A comic book Halloween wouldn't be complete without a few 1950s fear-fests. Man, those Fifties cats really knew how to horror things up, how to jive and jazz and wail! Then the Comics Code came and the music stopped. For a while. The jam moved over to the Warren black and white mags but full-color monthly comics ended up stunted. By time I was a comic book-reading kid, we had a few cool DC anthology series, but the granddaddy of them all was simply a legend. I'm talking EC. You could order expensive hardcover, slip-cased reprints, but those were for the old guys with their disposable income, brandy snifters and smoking jackets. It wasn't until Russ Cochran and Gladstone Publishing started reprinting Tales from the Crypt, Vault of Horror and The Haunt of Fear and selling them through newsstands that I was finally able to read those fabled classics in color.
But I soon learned EC wasn't the only publisher doing sick horror in the 50s. You know how it went with comics back then-- if something proved a money-maker, everyone in the business flooded the market with their own versions. Heck, I don't even know who published the original horror hit. EC just did it best, and they're the ones who took the blame when Uncle Sam cracked down on too much of a good thing. Those other publishers doing the EC thang back in the day interested me greatly because of my appetite for pre-Code horror, but those remained fleeting phantoms that haunted the periphery of the whole tragic tale.

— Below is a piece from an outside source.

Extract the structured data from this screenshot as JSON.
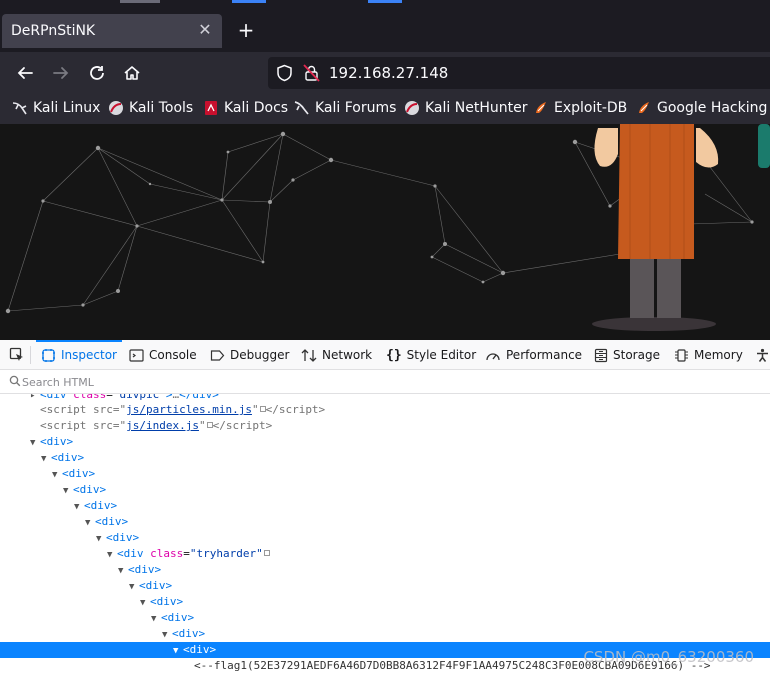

Until now.
IDW's Yoe Comics packages this book they call Haunted Horror where you can find stories from a lot of those non-EC guys. I just bought a bunch of them on Comixology (.99!), and I'm loving them. Some of them feature art by recognizable names-- the Iger Shop, Joe Simon and Jack Kirby (Whatever happened to him? He showed real promise!), Jack Cole and a guy by the name of Ditko who later did some kind of bug-related hero the kids seemed to like. Some of them are just crude and weird and even a little off-putting at times. But yeah, I'm loving all of them.
It's just...
Every so often if you read enough horror comics, you will run into an image that just burns through your eyeballs into your brain, charring part of it and pretty much leaving you a shambling wreck. A lumbering zombie, if you will. And so I will now present one of those...
EEK!! It's Jay Disbrow's version of Mel Brooks' Pizza the Hutt, only 33 years early.
The long tongue is an especially nice detail. To add a little context, the guy screaming is the blob's doctor. Or he was, when the blob was a man. If you'll look closely-- dare it-- you'll see a rotary-dial telephone kind of sloughing off the blob's side. The doctor came in response to a call from that very phone, and if you're puzzling out how something like this mass of what appears to be melted flesh could manage to spin that old-fashioned dial, I refer you back to the tongue.
I wonder how many kids saw this story when it was first printed. Thousands? If so, those were some lucky kids, but I doubt their parents appreciated the loss of appetite that no doubt accompanied the reading of this story. Right about dinnertime, across America, little people with coonskin caps and skinned knees turned up their collective noses at Mom's radar-ranged glazed ham and peas and carrots, then got the spankings of a lifetime when they refused to eat. They were incapable. I read this three days ago and I haven't eaten so much as a crumb or speck of food.*
That's what a good horror comic should do for you. Put you off your feed. Junji Ito's Uzumaki is a more recent example of a horror comic that turned my stomach. Another old one is the story "Tight Grip!" illustrated by Jack Davis. In that one, a murderer stupidly hides inside the sentient trunk belonging to his victim and it compresses him. His meaty parts stream out in thin ribbons through bullet holes he shoots in the trunk and investigators find nothing inside the tiny trunk but a cube of powdered bone. Grotesque. Gives me a chill just thinking about it. "Tight Grip!" ran in EC's Tales From the Crypt #38 (October-November 1953) and you can read it today in the Fantagraphics volume devoted to Davis' horror work, 'Taint the Meat... It's the Humanity!
And now we have Disbrow's blob.
Anyway, a big thanks to Craig Yoe, Steve Banes, Clizia Gussoni and all the people at Yoe! Studio and IDW for putting all this effort into putting these stories back into print and broadening my experience of 1950s horror comics. And also making me sick.
*A blatant lie. I've been making a pig of myself.